Critical Voice
Recognizing how our psycho-emotional stance affects our perceptions and relations
As I delve into topics such as psychological visibility and interpersonal relationships, I've rediscovered a concept from therapy and self-help literature. The concept is so incisive. Critical voice is a term many use to describe a stance that is fault-finding. We can operate from a critical voice most of the time and not know it. I sure do sometimes.
We can look at others from this place: distancing, blaming, critiquing and judging their choices. This behavior is repellent to lovers and friends and family. But we can also turn this critical eye towards ourselves, and we often do.
We may have learned it from a parent who criticized us. We may have learned gossip and downloaded that behavior into our social routine. Gossip, I suppose, would be the use of critical voice on someone not present or spoken for.
As an aside, I've recently been reminded of the destructive nature of gossip. I don't like it and yet it seems to seduce us. Perhaps the ego enjoys the downward comparison or not being the one that is criticized for the moment.
And that critical voice can be our semi-permanent state and stance. In talks with a friend recently, we discovered the critical nature of his self-talk and that it came from a close family member. So it's easy to, upon discovering that we've downloaded one of our parents to...you guessed it, criticize ourselves. But we really need to love ourselves. We must forgive ourselves for being human. It's natural to unconsciously model behaviors as children. It's how we survive both physically and psychologically.

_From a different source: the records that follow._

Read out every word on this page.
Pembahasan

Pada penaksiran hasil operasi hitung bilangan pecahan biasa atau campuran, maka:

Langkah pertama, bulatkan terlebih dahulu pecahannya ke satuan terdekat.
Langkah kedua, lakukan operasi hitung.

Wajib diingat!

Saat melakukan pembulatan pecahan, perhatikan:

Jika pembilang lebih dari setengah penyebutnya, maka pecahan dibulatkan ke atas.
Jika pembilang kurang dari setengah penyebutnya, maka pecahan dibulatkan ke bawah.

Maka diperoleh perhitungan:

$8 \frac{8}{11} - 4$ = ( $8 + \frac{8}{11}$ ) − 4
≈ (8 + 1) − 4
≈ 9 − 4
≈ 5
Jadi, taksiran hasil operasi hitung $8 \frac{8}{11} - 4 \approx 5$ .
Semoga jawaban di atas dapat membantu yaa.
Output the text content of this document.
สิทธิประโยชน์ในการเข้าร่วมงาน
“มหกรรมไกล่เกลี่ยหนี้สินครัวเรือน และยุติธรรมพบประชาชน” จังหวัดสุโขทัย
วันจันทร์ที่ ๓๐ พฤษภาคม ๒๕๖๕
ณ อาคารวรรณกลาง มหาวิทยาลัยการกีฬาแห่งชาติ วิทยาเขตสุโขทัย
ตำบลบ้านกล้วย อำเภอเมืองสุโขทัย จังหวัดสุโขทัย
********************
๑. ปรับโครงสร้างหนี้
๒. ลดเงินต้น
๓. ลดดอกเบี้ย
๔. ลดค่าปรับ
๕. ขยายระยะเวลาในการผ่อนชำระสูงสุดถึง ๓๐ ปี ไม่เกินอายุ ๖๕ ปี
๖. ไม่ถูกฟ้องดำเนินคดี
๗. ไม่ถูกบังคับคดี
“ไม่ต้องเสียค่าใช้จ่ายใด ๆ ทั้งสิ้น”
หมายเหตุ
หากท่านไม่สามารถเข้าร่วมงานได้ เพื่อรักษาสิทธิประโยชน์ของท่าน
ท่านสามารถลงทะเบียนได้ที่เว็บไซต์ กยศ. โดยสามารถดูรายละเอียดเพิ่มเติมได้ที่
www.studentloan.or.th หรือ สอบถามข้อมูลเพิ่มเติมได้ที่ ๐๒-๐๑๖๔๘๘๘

Maybe if we can love and forgive ourselves for the error, we can eventually forgive the person who taught us this destructive behavior.
I also notice that when people have been manipulated, they tend to project that critical person onto others. They apologize to us as if we were mad at them when they make a small mistake. They may even assume we are mad at them when we are not.
So we can play the hero and soothe them and say everything is ok. And we should. But what's equally important is that we don't allow them or our critical inner voice to start making the blame-game the new modus operandi. We must redouble our efforts to notice when we are in critical voice towards ourselves or others.
We can break this spell within ourselves and our relationships. We do so via the awareness that we have a critical voice/stance. Also by recognizing when we are in it and then by choosing to leave this place and enter one of love and openness.
If and when we can't or won't, perhaps we are holding onto some fear, some complaint, some hurt or some misunderstanding. These can feel like blocks to love and peace and flow and connection. The simplest ways to clear these are to communicate. Maybe we journal to ourselves. Maybe we tell them how we feel. Then we let them clarify or apologize or leave or ponder.
Maybe we attempt to relate to them and imagine how it must be to embody their lives and struggles. This is humanizing. And once the air is cleared, it just feels different.
As a sensitive person, I experience a sense of feeling blocked or disconnected very profoundly. When the air is cleared I feel it in my guts too. More and more lately I experience a felt sense of connection or disconnection with a person I haven't seen or spoken to in days/weeks/months if there is/was intimacy or the potential for it. I've only noticed this recently.
I guess I couldn't previously separate this felt bodily sense from the cacophony of other thoughts, feelings and sensations in my body. For me it's between the solar plexus and heart: the knot of vishnu in yogic terms.
How do you feel those felt senses of connection and their absence?
And can you recognize when you’re in critical voice?